Peter Grinspoon, professeur de médecine à la Harvard Medical School, appelle à la prudence, malgré ces résultats en faveur du CBD. Dans un article, il attire notamment l’attention sur les risques associés à la molécule. La moindre erreur dans le dosage serait une porte ouverte aux effets secondaires (nausée, fatigue, irritabilité…). Ce cas de figure n’exclut pas non plus une hausse anormale du taux d’anticoagulants, tel que le Coumadin.

Les alertes lancées par le professeur Grinspoon prennent tout leur sens, au vu des modes de diffusion du CBD. En effet, certains utilisateurs prennent la molécule en tant que complément alimentaire. Un domaine qui n’est pas du ressort de la FDA (Food and Drug Administration), ce qui exclut toute forme de contrôle de dosage. Cette entité réitère d’ailleurs sa mise en garde, quant à toute utilisation du CBD durant la grossesse et l’allaitement.

Dans son article, Peter Grinspoon met égalemente le CBD sous la bannière « médecine alternative ». Il recommande donc la consultation d’un professionnel de santé agréé, en ce qui concerne l’utilisation du CBD dans le traitement de la dépendance à la cocaïne. Cet expert déconseille surtout l’association des deux molécules. Un exercice périlleux qui est susceptible de se solder par une overdose de cocaïne. Le mieux est donc d’éviter l’utilisation du CBD avec n’importe quel stimulant, sauf sur prescription médicale.

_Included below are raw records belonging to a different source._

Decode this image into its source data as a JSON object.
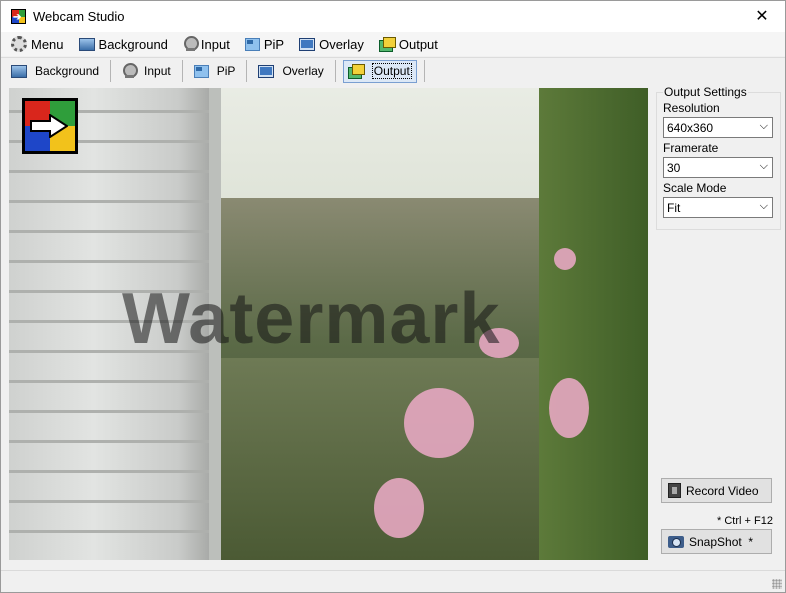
{
  "window": {
    "title": "Webcam Studio"
  },
  "menubar": {
    "items": [
      {
        "label": "Menu",
        "icon": "gear-icon"
      },
      {
        "label": "Background",
        "icon": "background-icon"
      },
      {
        "label": "Input",
        "icon": "webcam-icon"
      },
      {
        "label": "PiP",
        "icon": "pip-icon"
      },
      {
        "label": "Overlay",
        "icon": "overlay-icon"
      },
      {
        "label": "Output",
        "icon": "output-icon"
      }
    ]
  },
  "toolbar": {
    "items": [
      {
        "label": "Background",
        "icon": "background-icon"
      },
      {
        "label": "Input",
        "icon": "webcam-icon"
      },
      {
        "label": "PiP",
        "icon": "pip-icon"
      },
      {
        "label": "Overlay",
        "icon": "overlay-icon"
      },
      {
        "label": "Output",
        "icon": "output-icon",
        "active": true
      }
    ]
  },
  "preview": {
    "watermark_text": "Watermark",
    "logo": "webcam-studio-logo"
  },
  "output_settings": {
    "title": "Output Settings",
    "resolution_label": "Resolution",
    "resolution_value": "640x360",
    "framerate_label": "Framerate",
    "framerate_value": "30",
    "scale_mode_label": "Scale Mode",
    "scale_mode_value": "Fit"
  },
  "actions": {
    "record_label": "Record Video",
    "hotkey_hint": "* Ctrl + F12",
    "snapshot_label": "SnapShot  *"
  },
  "colors": {
    "accent_active": "#dce8f6",
    "logo_red": "#d9261c",
    "logo_green": "#2f9e3b",
    "logo_blue": "#1e46c8",
    "logo_yellow": "#f2c21b"
  }
}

Une équipe de scientifique canadienne plus catégorique

Des chercheurs du Centre hospitalier de l’Université de Montréal ne font pas dans la demi-mesure, quand il s’agit de réfuter l’effet du CBD dans le traitement de l’accoutumance à la cocaïne. Ils parlent carrément de vertus thérapeutiques inexistantes

Ces scientifiques ont en effet mené un essai clinique sur 78 toxicomanes, avec une moyenne d’âge de 46 ans. Ils sont en proie à des troubles liés à l’utilisation de la cocaïne. Les chercheurs les ont répartis sur deux groupes. Ils ont administré 800 mg de CBD par jour aux membres du premier groupe. Le second a été traité au placebo. Après dix jours, tous les sujets ont pu regagner leur domicile et se sont vus recommander des contrôles hebdomadaires, sur une durée de trois mois.

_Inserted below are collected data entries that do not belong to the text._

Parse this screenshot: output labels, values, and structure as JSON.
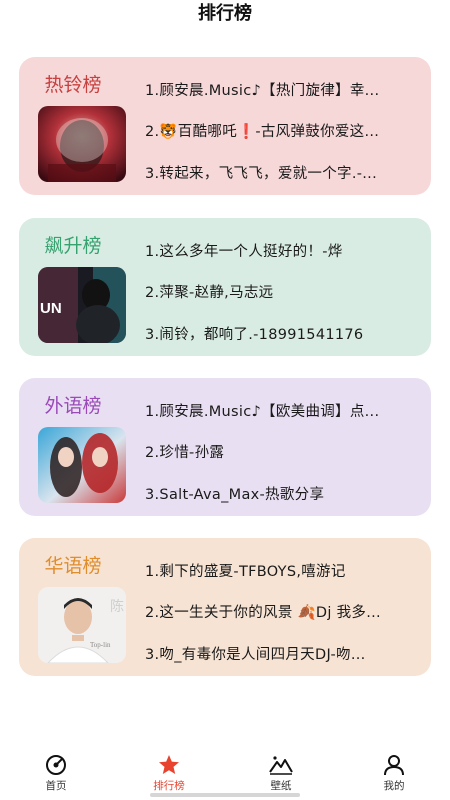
{
  "header": {
    "title": "排行榜"
  },
  "charts": [
    {
      "title": "热铃榜",
      "title_color": "#c84040",
      "background": "#f7d8d9",
      "songs": [
        "1.顾安晨.Music♪【热门旋律】幸...",
        "2.🐯百酷哪吒❗-古风弹鼓你爱这...",
        "3.转起来，飞飞飞，爱就一个字.-..."
      ]
    },
    {
      "title": "飙升榜",
      "title_color": "#36a26f",
      "background": "#d9ece3",
      "songs": [
        "1.这么多年一个人挺好的！-烨",
        "2.萍聚-赵静,马志远",
        "3.闹铃，都响了.-18991541176"
      ]
    },
    {
      "title": "外语榜",
      "title_color": "#9a4bb8",
      "background": "#e9dff2",
      "songs": [
        "1.顾安晨.Music♪【欧美曲调】点...",
        "2.珍惜-孙露",
        "3.Salt-Ava_Max-热歌分享"
      ]
    },
    {
      "title": "华语榜",
      "title_color": "#e08d2c",
      "background": "#f6e3d3",
      "songs": [
        "1.剩下的盛夏-TFBOYS,嘻游记",
        "2.这一生关于你的风景 🍂Dj 我多...",
        "3.吻_有毒你是人间四月天DJ-吻..."
      ]
    }
  ],
  "covers": {
    "rise_cover_text": "UN",
    "cn_cover_text": "Top-lin"
  },
  "tabbar": {
    "items": [
      {
        "label": "首页",
        "icon": "music-disc-icon"
      },
      {
        "label": "排行榜",
        "icon": "star-icon",
        "active": true
      },
      {
        "label": "壁纸",
        "icon": "mountain-icon"
      },
      {
        "label": "我的",
        "icon": "user-icon"
      }
    ],
    "accent": "#e8432f"
  }
}
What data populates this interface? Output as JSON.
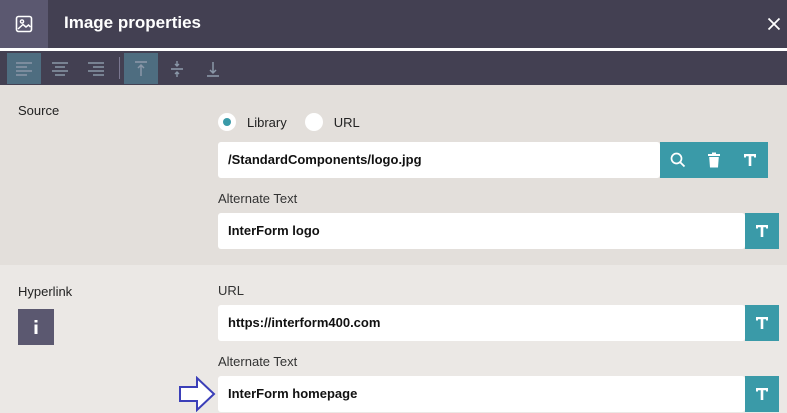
{
  "dialog": {
    "title": "Image properties",
    "title_icon": "image-icon",
    "close_icon": "close-icon"
  },
  "toolbar": {
    "buttons": [
      {
        "name": "align-left-icon",
        "active": true
      },
      {
        "name": "align-center-icon",
        "active": false
      },
      {
        "name": "align-right-icon",
        "active": false
      },
      {
        "name": "align-top-icon",
        "active": true
      },
      {
        "name": "align-middle-icon",
        "active": false
      },
      {
        "name": "align-bottom-icon",
        "active": false
      }
    ]
  },
  "source": {
    "label": "Source",
    "radio_library": "Library",
    "radio_url": "URL",
    "selected": "Library",
    "path_value": "/StandardComponents/logo.jpg",
    "alt_label": "Alternate Text",
    "alt_value": "InterForm logo"
  },
  "hyperlink": {
    "label": "Hyperlink",
    "url_label": "URL",
    "url_value": "https://interform400.com",
    "alt_label": "Alternate Text",
    "alt_value": "InterForm homepage"
  },
  "colors": {
    "titlebar": "#434052",
    "accent": "#3a9aa8",
    "active_tool": "#4e6d80"
  }
}
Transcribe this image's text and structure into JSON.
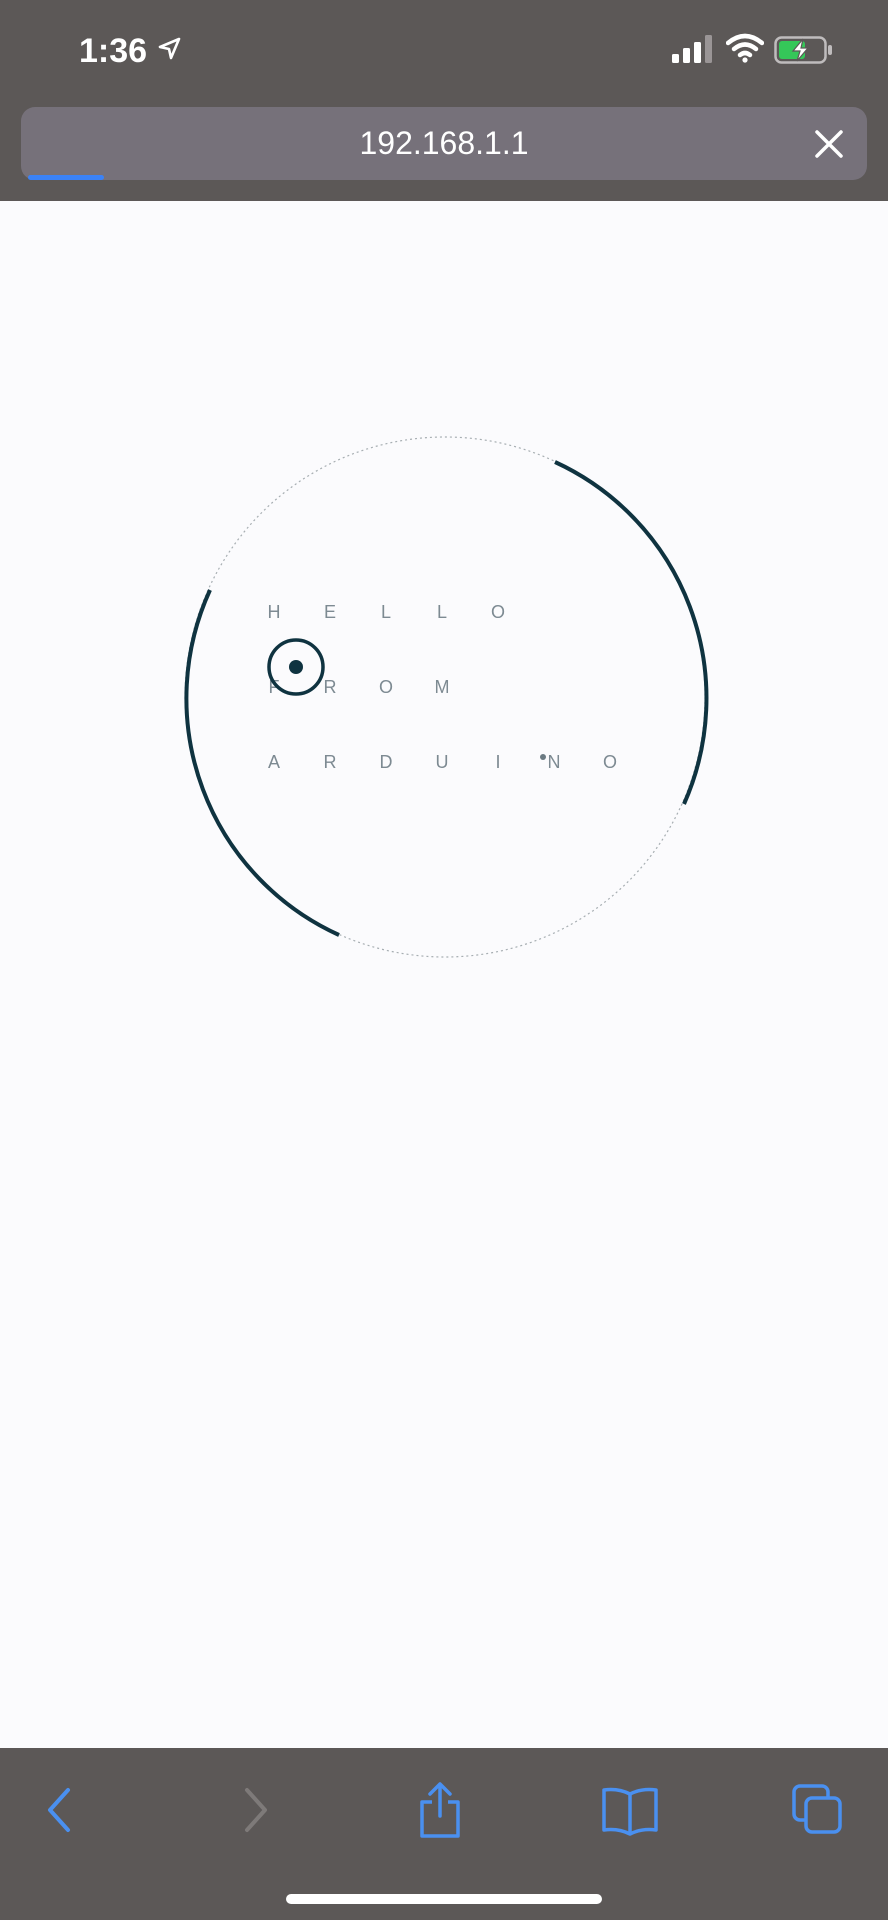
{
  "status_bar": {
    "time": "1:36",
    "icons": [
      "location-arrow-icon",
      "cellular-signal-icon",
      "wifi-icon",
      "battery-charging-icon"
    ]
  },
  "browser": {
    "url": "192.168.1.1",
    "load_progress": 0.09,
    "toolbar_icons": [
      "back-icon",
      "forward-icon",
      "share-icon",
      "bookmarks-icon",
      "tabs-icon"
    ]
  },
  "page": {
    "rows": [
      [
        "H",
        "E",
        "L",
        "L",
        "O"
      ],
      [
        "F",
        "R",
        "O",
        "M"
      ],
      [
        "A",
        "R",
        "D",
        "U",
        "I",
        "N",
        "O"
      ]
    ]
  },
  "colors": {
    "chrome_bg": "#5c5857",
    "url_bar_bg": "#76717a",
    "accent_blue": "#3b82f6",
    "ring_dark": "#0f3340",
    "letter_gray": "#7d8a92",
    "page_bg": "#fbfbfd"
  }
}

min de femme posée sur une boite de placebo

Les résultats de cette étude ont été publiés dans la revue Addiction. Ils révèlent la quasi-inexistence d’effet du CBD dans la réduction de la dépendance à la cocaïne. Aucun élément n’a pas non plus montré la moindre action destinée à réduire le risque de rechute. Violaine Mongeau-Pérusse, un des auteurs de l’étude explique :

« Dans notre étude, l’utilisation du CBD n’était pas plus efficace qu’un placebo dans le traitement des troubles liés à la consommation de cocaïne. Bien qu’il soit sûr et ne produise que des effets secondaires légers, le CBD ne réduit ni l’envie de consommer de la cocaïne ni le risque de rechute après une désintoxication ».

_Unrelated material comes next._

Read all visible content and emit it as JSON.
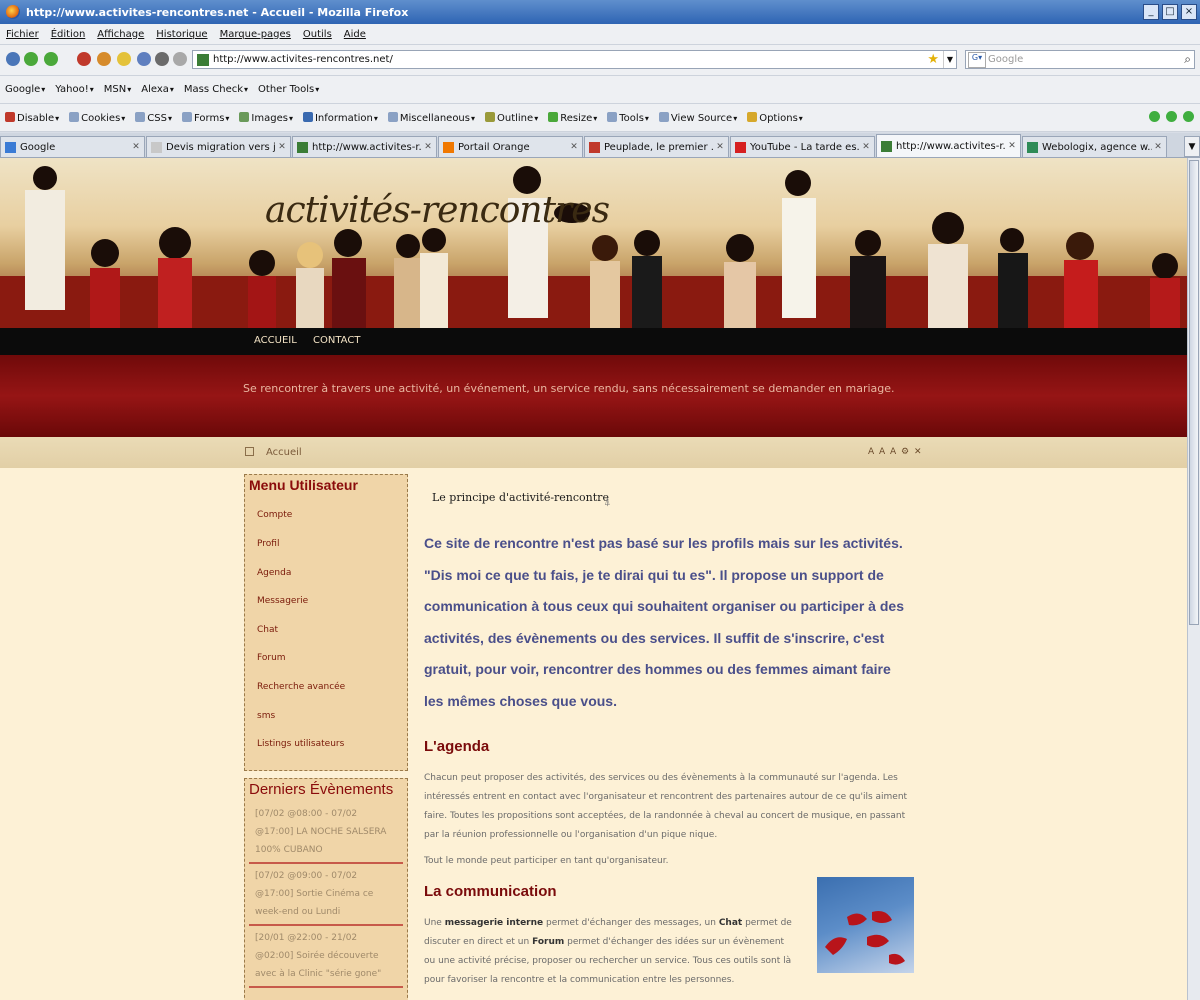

En conclusion, les études et essais cliniques CBD sur des sujets accros à la cocaïne sont encore à leur balbutiement. La NIDA (Institut national de l’abus des drogues) affirme d’ailleurs l’inexistence, à l’heure actuelle, de médicament approuvé pour traiter la dépendance à cette drogue. En attendant, ses effets agréables à court terme ne cessent de faire de nouveaux adeptes. L’ONUDC (Office des Nations unies contre les drogues et le crime) fait état d’environ 18 millions de consommateurs de cocaïne à travers le monde, pour l’année 2019. L’abus de cette drogue accède au rang d’un phénomène mondial. Pour ne rien arranger, l’univers du sport recourt massivement à cette drogue dure. On lui associe surtout des vertus améliorant les performances. De même, certains utilisateurs lambda s’en servent pour contrôler l’appétit, ou pour perdre du poids.